The programme to replace the only UAV currently in service with the UK, the tired, old and fairly useless Phoenix UAV, has started to take shape. On 18 Mar 04 final bids for the £800M Watchkeeper Tactical Unmanned Air Vehicle (TUAV) contract were submitted to the MOD by the remaining two contenders still bidding for the programme – Northrop Grumman and Thales UK. The demanding specification drawn up for Watchkeeper resulted in both companies offering both short and long range UAVs to provide a mix of the necessary capabilities.
Northrop Grumman offered the RUAG Ranger UAV that is currently in service with the Finnish and Swiss forces, together with the RQ-8 Fire Scout. Thales UK offered versions of the Elbit/Silver Arrow Hermes 180 and 450, renamed the Watchkeeper WK180 and the Watchkeeper WK450, with both vehicles specifically adapted to meet the Watchkeeper specification. The winning vehicles would be expected to operate from unprepared, semi-prepared or prepared launch sites and could involve the smaller UAV undertaking one function or the larger UAV completing a number of functions during a single mission.
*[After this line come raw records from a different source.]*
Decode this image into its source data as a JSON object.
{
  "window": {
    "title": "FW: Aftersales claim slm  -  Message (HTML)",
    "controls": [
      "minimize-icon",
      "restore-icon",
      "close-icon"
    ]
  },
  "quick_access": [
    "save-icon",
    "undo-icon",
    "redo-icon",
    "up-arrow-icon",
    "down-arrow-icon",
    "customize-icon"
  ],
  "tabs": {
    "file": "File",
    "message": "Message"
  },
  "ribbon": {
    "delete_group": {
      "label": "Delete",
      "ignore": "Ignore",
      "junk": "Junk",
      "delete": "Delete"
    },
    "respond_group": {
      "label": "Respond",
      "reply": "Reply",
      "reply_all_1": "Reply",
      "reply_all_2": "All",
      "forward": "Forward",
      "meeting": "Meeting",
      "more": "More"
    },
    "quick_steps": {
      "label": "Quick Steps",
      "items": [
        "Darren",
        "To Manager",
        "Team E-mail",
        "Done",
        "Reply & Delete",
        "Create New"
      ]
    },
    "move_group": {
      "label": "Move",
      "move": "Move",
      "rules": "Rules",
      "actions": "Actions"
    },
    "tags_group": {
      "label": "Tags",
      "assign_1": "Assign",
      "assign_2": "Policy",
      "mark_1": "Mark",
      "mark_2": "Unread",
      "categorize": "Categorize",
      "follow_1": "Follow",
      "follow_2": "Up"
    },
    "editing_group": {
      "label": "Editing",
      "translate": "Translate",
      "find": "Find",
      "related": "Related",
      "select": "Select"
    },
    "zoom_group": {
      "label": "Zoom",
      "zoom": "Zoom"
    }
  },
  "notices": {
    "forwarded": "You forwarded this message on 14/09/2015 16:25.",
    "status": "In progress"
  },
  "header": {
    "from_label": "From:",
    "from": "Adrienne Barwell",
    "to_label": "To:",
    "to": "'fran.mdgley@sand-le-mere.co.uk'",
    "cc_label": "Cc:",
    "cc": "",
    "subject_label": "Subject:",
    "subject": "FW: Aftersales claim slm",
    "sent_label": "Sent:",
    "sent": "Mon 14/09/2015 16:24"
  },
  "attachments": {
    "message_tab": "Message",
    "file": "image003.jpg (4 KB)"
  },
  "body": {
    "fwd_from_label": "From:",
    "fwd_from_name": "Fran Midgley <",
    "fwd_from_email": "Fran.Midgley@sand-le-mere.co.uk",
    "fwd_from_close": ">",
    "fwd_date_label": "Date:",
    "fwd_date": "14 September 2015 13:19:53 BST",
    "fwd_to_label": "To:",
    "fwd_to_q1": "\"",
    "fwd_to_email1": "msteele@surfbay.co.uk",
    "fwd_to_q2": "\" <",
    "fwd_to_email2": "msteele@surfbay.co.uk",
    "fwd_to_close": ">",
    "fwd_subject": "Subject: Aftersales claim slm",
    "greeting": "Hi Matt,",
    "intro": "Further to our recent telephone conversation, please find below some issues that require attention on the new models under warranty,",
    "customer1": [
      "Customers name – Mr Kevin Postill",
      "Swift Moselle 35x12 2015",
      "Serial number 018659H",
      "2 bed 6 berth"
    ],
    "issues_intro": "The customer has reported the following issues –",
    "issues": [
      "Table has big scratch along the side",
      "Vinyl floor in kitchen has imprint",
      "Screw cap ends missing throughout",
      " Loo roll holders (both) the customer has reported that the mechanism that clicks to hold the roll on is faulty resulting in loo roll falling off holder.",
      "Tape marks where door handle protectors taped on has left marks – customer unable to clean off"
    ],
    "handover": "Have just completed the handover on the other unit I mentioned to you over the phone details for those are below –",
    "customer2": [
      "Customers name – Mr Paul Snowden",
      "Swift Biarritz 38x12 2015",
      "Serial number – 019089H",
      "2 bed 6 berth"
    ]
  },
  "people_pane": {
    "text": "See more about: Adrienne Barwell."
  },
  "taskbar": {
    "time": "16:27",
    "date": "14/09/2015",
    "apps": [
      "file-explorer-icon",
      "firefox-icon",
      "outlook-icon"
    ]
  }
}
The payloads carried by the UAVs would include Electro-Optical (EO) and Infra-Red (IR) sensors and a laser target designator. The US Government gave approval for the APY-8 Lynx Synthetic Aperture Radar (SAR) to be offered to equip either the Fire Scout or the Hermes WK450. The APY-8 SAR can provide a 4in imaging resolution from 35,000ft together with a Ground Moving Target Indication (GMTI) and will be manufactured in the USA. Data from the UAVs will be transmitted in near real time, either via a data link or more likely via an aircraft, such as the Sentinel R Mk1 or Nimrod MRA4, acting as an airborne relay. It was probably significant that of the four system on offer, three of them, the RUAG Ranger, the Watchkeeper WK180 and the Watchkeeper WK450, were all Israeli designed UAVs that would be built under licence. This time around the UK decided to take the sensible option of purchasing proven equipment from a manufacturer with a track record in successful UAVs, rather than attempt to get BAe or some other company with no track record in developing a single decent UAV, to try and cobble something together.
On 20 Jul 04 it was announced that Thales UK was the final preferred bidder for the next phase of this programme. Thales UK will now enter into final contract negotiations to determine the number of systems, sensor packages, the precise configuration and delivery time scales. The formal contract signature for the demonstration and manufacture phase is expected to take place before the end of 2004 with the initial operating capability achieved by 2006 and full capability by 2008. Both the WK180 and WK450 will be produced at a new factory built alongside the existing Thales UK facility in Leicester.
The Watchkeeper system is expected to remain in service for about 30 years, however, given the technical advances that are bound to occur during this period, I suspect they may actually be in service rather less time. Provided the necessary infrastructure is in place to adequately support the winning contenders, always a problem with the cash-strapped MOD Budget, the two vehicles selected should make a significant contribution to the Network Enabled Capability the MOD is aiming to have in place by the end of the decade.